The $700 billion Wall Street bailout the House rejected Monday could have signaled “the end of the free market” as it is structured in the United States, a financial expert said.
In an exclusive interview with Newsmax before the emergence of the deal’s final details, Thomas Sowell said sacrificing America’s free markets in order to save Wall Street would be “a tragedy of tremendous magnitude.”
Sowell, the respected Hoover Institution economist, columnist, and author strongly disagrees with those who say an unbridled free market is to blame for Wall Street’s excesses.
Rather, he attributes the crisis to “very cynical political rules that protected people who went way out on a limb financially, because they knew they had the taxpayer’s money to back them up.”
Citing the late Nobel prize-winning economist Milton Friedman, Sowell said economic losses are just as important to capitalism as profits, because losses help people learn to make better decisions.

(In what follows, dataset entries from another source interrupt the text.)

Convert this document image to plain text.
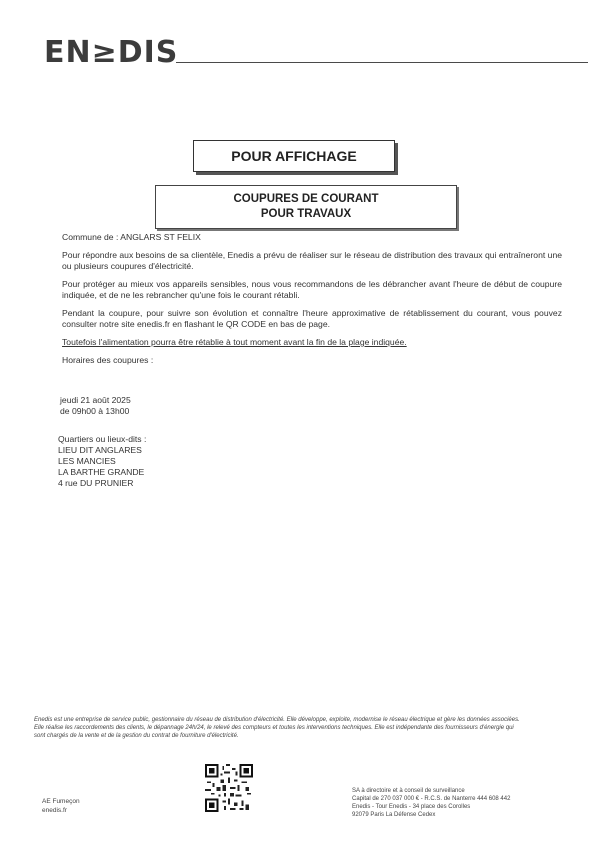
EN≥DIS
POUR AFFICHAGE
COUPURES DE COURANT
POUR TRAVAUX

Commune de : ANGLARS ST FELIX

Pour répondre aux besoins de sa clientèle, Enedis a prévu de réaliser sur le réseau de distribution des travaux qui entraîneront une ou plusieurs coupures d'électricité.

Pour protéger au mieux vos appareils sensibles, nous vous recommandons de les débrancher avant l'heure de début de coupure indiquée, et de ne les rebrancher qu'une fois le courant rétabli.

Pendant la coupure, pour suivre son évolution et connaître l'heure approximative de rétablissement du courant, vous pouvez consulter notre site enedis.fr en flashant le QR CODE en bas de page.

Toutefois l'alimentation pourra être rétablie à tout moment avant la fin de la plage indiquée.

Horaires des coupures :

jeudi 21 août 2025
de 09h00 à 13h00
Quartiers ou lieux-dits :
LIEU DIT ANGLARES
LES MANCIES
LA BARTHE GRANDE
4 rue DU PRUNIER
Enedis est une entreprise de service public, gestionnaire du réseau de distribution d'électricité. Elle développe, exploite, modernise le réseau électrique et gère les données associées. Elle réalise les raccordements des clients, le dépannage 24h/24, le relevé des compteurs et toutes les interventions techniques. Elle est indépendante des fournisseurs d'énergie qui sont chargés de la vente et de la gestion du contrat de fourniture d'électricité.
AE Fumeçon
enedis.fr
SA à directoire et à conseil de surveillance
Capital de 270 037 000 € - R.C.S. de Nanterre 444 608 442
Enedis - Tour Enedis - 34 place des Corolles
92079 Paris La Défense Cedex
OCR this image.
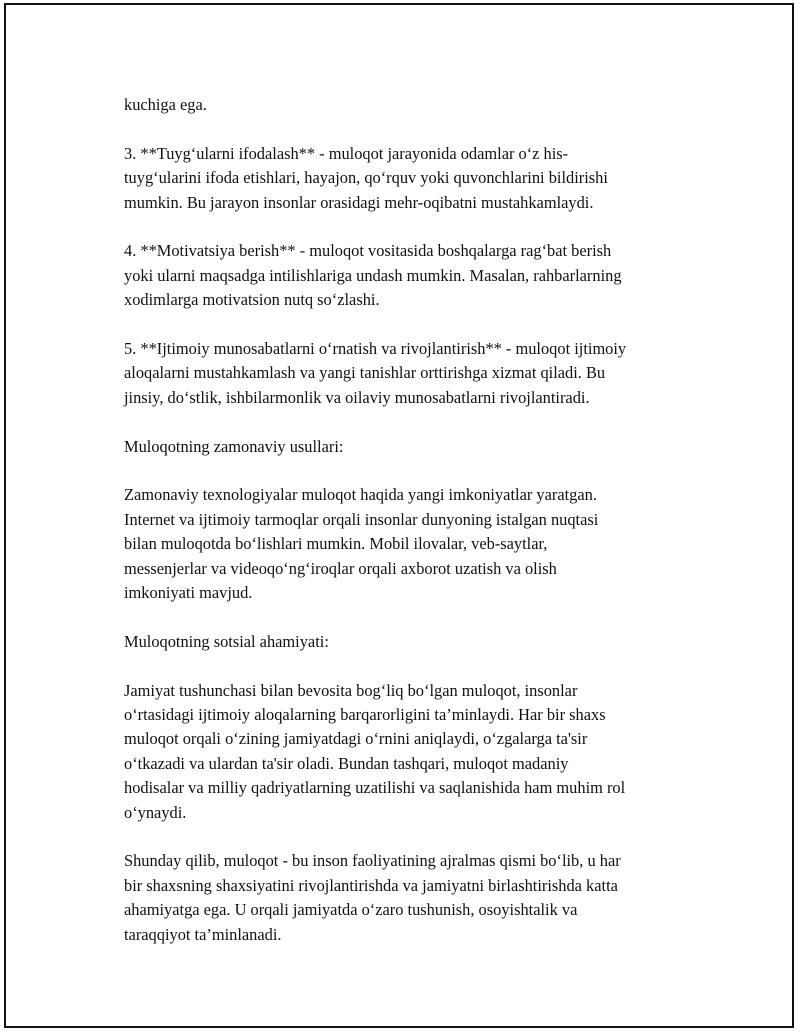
kuchiga ega.

3. **Tuyg‘ularni ifodalash** - muloqot jarayonida odamlar o‘z his-
tuyg‘ularini ifoda etishlari, hayajon, qo‘rquv yoki quvonchlarini bildirishi
mumkin. Bu jarayon insonlar orasidagi mehr-oqibatni mustahkamlaydi.

4. **Motivatsiya berish** - muloqot vositasida boshqalarga rag‘bat berish
yoki ularni maqsadga intilishlariga undash mumkin. Masalan, rahbarlarning
xodimlarga motivatsion nutq so‘zlashi.

5. **Ijtimoiy munosabatlarni o‘rnatish va rivojlantirish** - muloqot ijtimoiy
aloqalarni mustahkamlash va yangi tanishlar orttirishga xizmat qiladi. Bu
jinsiy, do‘stlik, ishbilarmonlik va oilaviy munosabatlarni rivojlantiradi.

Muloqotning zamonaviy usullari:

Zamonaviy texnologiyalar muloqot haqida yangi imkoniyatlar yaratgan.
Internet va ijtimoiy tarmoqlar orqali insonlar dunyoning istalgan nuqtasi
bilan muloqotda bo‘lishlari mumkin. Mobil ilovalar, veb-saytlar,
messenjerlar va videoqo‘ng‘iroqlar orqali axborot uzatish va olish
imkoniyati mavjud.

Muloqotning sotsial ahamiyati:

Jamiyat tushunchasi bilan bevosita bog‘liq bo‘lgan muloqot, insonlar
o‘rtasidagi ijtimoiy aloqalarning barqarorligini ta’minlaydi. Har bir shaxs
muloqot orqali o‘zining jamiyatdagi o‘rnini aniqlaydi, o‘zgalarga ta'sir
o‘tkazadi va ulardan ta'sir oladi. Bundan tashqari, muloqot madaniy
hodisalar va milliy qadriyatlarning uzatilishi va saqlanishida ham muhim rol
o‘ynaydi.

Shunday qilib, muloqot - bu inson faoliyatining ajralmas qismi bo‘lib, u har
bir shaxsning shaxsiyatini rivojlantirishda va jamiyatni birlashtirishda katta
ahamiyatga ega. U orqali jamiyatda o‘zaro tushunish, osoyishtalik va
taraqqiyot ta’minlanadi.
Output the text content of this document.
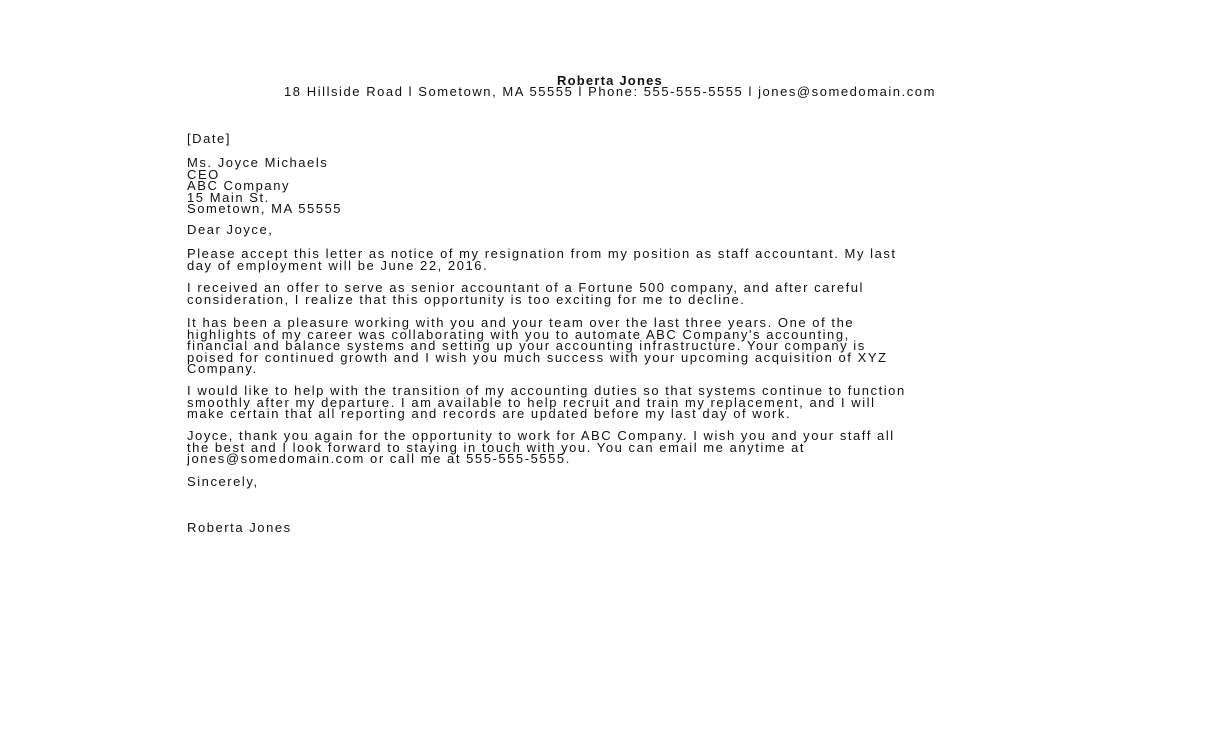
Roberta Jones
18 Hillside Road l Sometown, MA 55555 l Phone: 555-555-5555 l jones@somedomain.com
[Date]
Ms. Joyce Michaels
CEO
ABC Company
15 Main St.
Sometown, MA 55555
Dear Joyce,
Please accept this letter as notice of my resignation from my position as staff accountant. My last
day of employment will be June 22, 2016.
I received an offer to serve as senior accountant of a Fortune 500 company, and after careful
consideration, I realize that this opportunity is too exciting for me to decline.
It has been a pleasure working with you and your team over the last three years. One of the
highlights of my career was collaborating with you to automate ABC Company's accounting,
financial and balance systems and setting up your accounting infrastructure. Your company is
poised for continued growth and I wish you much success with your upcoming acquisition of XYZ
Company.
I would like to help with the transition of my accounting duties so that systems continue to function
smoothly after my departure. I am available to help recruit and train my replacement, and I will
make certain that all reporting and records are updated before my last day of work.
Joyce, thank you again for the opportunity to work for ABC Company. I wish you and your staff all
the best and I look forward to staying in touch with you. You can email me anytime at
jones@somedomain.com or call me at 555-555-5555.
Sincerely,
Roberta Jones
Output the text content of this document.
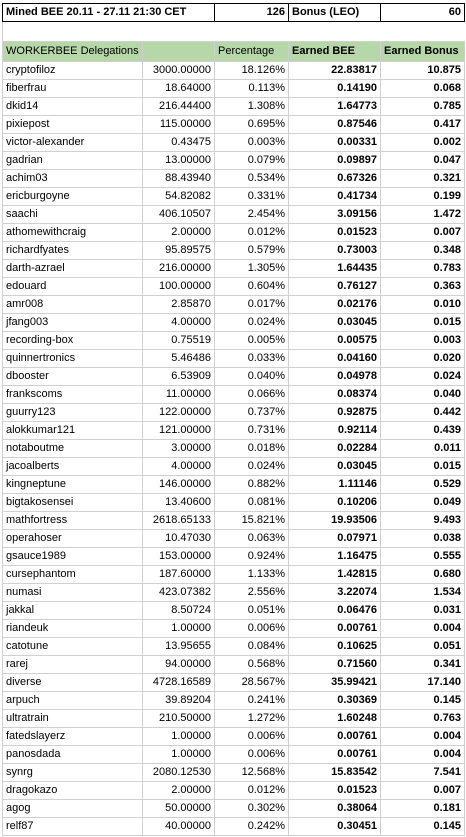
Mined BEE 20.11 - 27.11 21:30 CET		126	Bonus (LEO)	60

WORKERBEE Delegations		Percentage	Earned BEE	Earned Bonus
cryptofiloz	3000.00000	18.126%	22.83817	10.875
fiberfrau	18.64000	0.113%	0.14190	0.068
dkid14	216.44400	1.308%	1.64773	0.785
pixiepost	115.00000	0.695%	0.87546	0.417
victor-alexander	0.43475	0.003%	0.00331	0.002
gadrian	13.00000	0.079%	0.09897	0.047
achim03	88.43940	0.534%	0.67326	0.321
ericburgoyne	54.82082	0.331%	0.41734	0.199
saachi	406.10507	2.454%	3.09156	1.472
athomewithcraig	2.00000	0.012%	0.01523	0.007
richardfyates	95.89575	0.579%	0.73003	0.348
darth-azrael	216.00000	1.305%	1.64435	0.783
edouard	100.00000	0.604%	0.76127	0.363
amr008	2.85870	0.017%	0.02176	0.010
jfang003	4.00000	0.024%	0.03045	0.015
recording-box	0.75519	0.005%	0.00575	0.003
quinnertronics	5.46486	0.033%	0.04160	0.020
dbooster	6.53909	0.040%	0.04978	0.024
frankscoms	11.00000	0.066%	0.08374	0.040
guurry123	122.00000	0.737%	0.92875	0.442
alokkumar121	121.00000	0.731%	0.92114	0.439
notaboutme	3.00000	0.018%	0.02284	0.011
jacoalberts	4.00000	0.024%	0.03045	0.015
kingneptune	146.00000	0.882%	1.11146	0.529
bigtakosensei	13.40600	0.081%	0.10206	0.049
mathfortress	2618.65133	15.821%	19.93506	9.493
operahoser	10.47030	0.063%	0.07971	0.038
gsauce1989	153.00000	0.924%	1.16475	0.555
cursephantom	187.60000	1.133%	1.42815	0.680
numasi	423.07382	2.556%	3.22074	1.534
jakkal	8.50724	0.051%	0.06476	0.031
riandeuk	1.00000	0.006%	0.00761	0.004
catotune	13.95655	0.084%	0.10625	0.051
rarej	94.00000	0.568%	0.71560	0.341
diverse	4728.16589	28.567%	35.99421	17.140
arpuch	39.89204	0.241%	0.30369	0.145
ultratrain	210.50000	1.272%	1.60248	0.763
fatedslayerz	1.00000	0.006%	0.00761	0.004
panosdada	1.00000	0.006%	0.00761	0.004
synrg	2080.12530	12.568%	15.83542	7.541
dragokazo	2.00000	0.012%	0.01523	0.007
agog	50.00000	0.302%	0.38064	0.181
relf87	40.00000	0.242%	0.30451	0.145
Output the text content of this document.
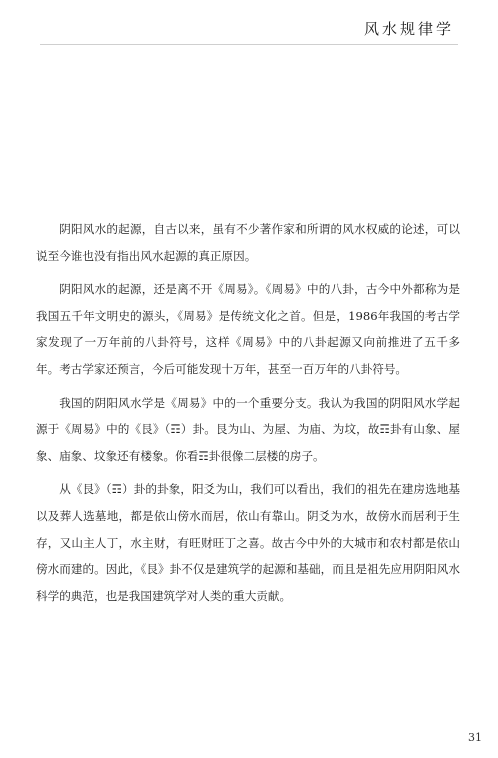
风水规律学

阴阳风水的起源，自古以来，虽有不少著作家和所谓的风水权威的论述，可以说至今谁也没有指出风水起源的真正原因。

阴阳风水的起源，还是离不开《周易》。《周易》中的八卦，古今中外都称为是我国五千年文明史的源头，《周易》是传统文化之首。但是，1986年我国的考古学家发现了一万年前的八卦符号，这样《周易》中的八卦起源又向前推进了五千多年。考古学家还预言，今后可能发现十万年，甚至一百万年的八卦符号。

我国的阴阳风水学是《周易》中的一个重要分支。我认为我国的阴阳风水学起源于《周易》中的《艮》（☶）卦。艮为山、为屋、为庙、为坟，故☶卦有山象、屋象、庙象、坟象还有楼象。你看☶卦很像二层楼的房子。

从《艮》（☶）卦的卦象，阳爻为山，我们可以看出，我们的祖先在建房选地基以及葬人选墓地，都是依山傍水而居，依山有靠山。阴爻为水，故傍水而居利于生存，又山主人丁，水主财，有旺财旺丁之喜。故古今中外的大城市和农村都是依山傍水而建的。因此，《艮》卦不仅是建筑学的起源和基础，而且是祖先应用阴阳风水科学的典范，也是我国建筑学对人类的重大贡献。

31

Bailout plans “don’t take into account that people learn from paying the price for their mistakes,” he said.
Market interventions inevitably result in unintended consequences, said Sowell, author of “Economic Facts and Fallacies.”
“The smallest change in a market has reverberations throughout,” he said. “There is no way to predict how the plan will ultimately impact the U.S. economy.”
A bailout would encourage an entitlement mentality in which people seek to earn profits while being protected from losses. People need to take individual responsibility for their decisions instead of looking for taxpayers to cover the losses, he says.
Sowell cited Americans’ migration away from unprofitable farms in the 20th century as an example of how people respond to changing economic circumstances. That workforce later fueled the rise of American manufacturing. “Now, we could have kept all those people on the farms, you know, and the standard of living would be a lot lower than it is right now,” he says.
Sowell conceded that not coming to Wall Street’s rescue also would be dangerous. The nation’s leaders, he said, should try “to restore as much of the free market as possible” and minimize any bailout’s reach.
“Go to the American people and tell them, ‘There is no Santa Claus folks. If you want to take risks you are going to pay for it,’” Sowell said, adding, “Compassion should extend to taxpayers as well as everybody else.”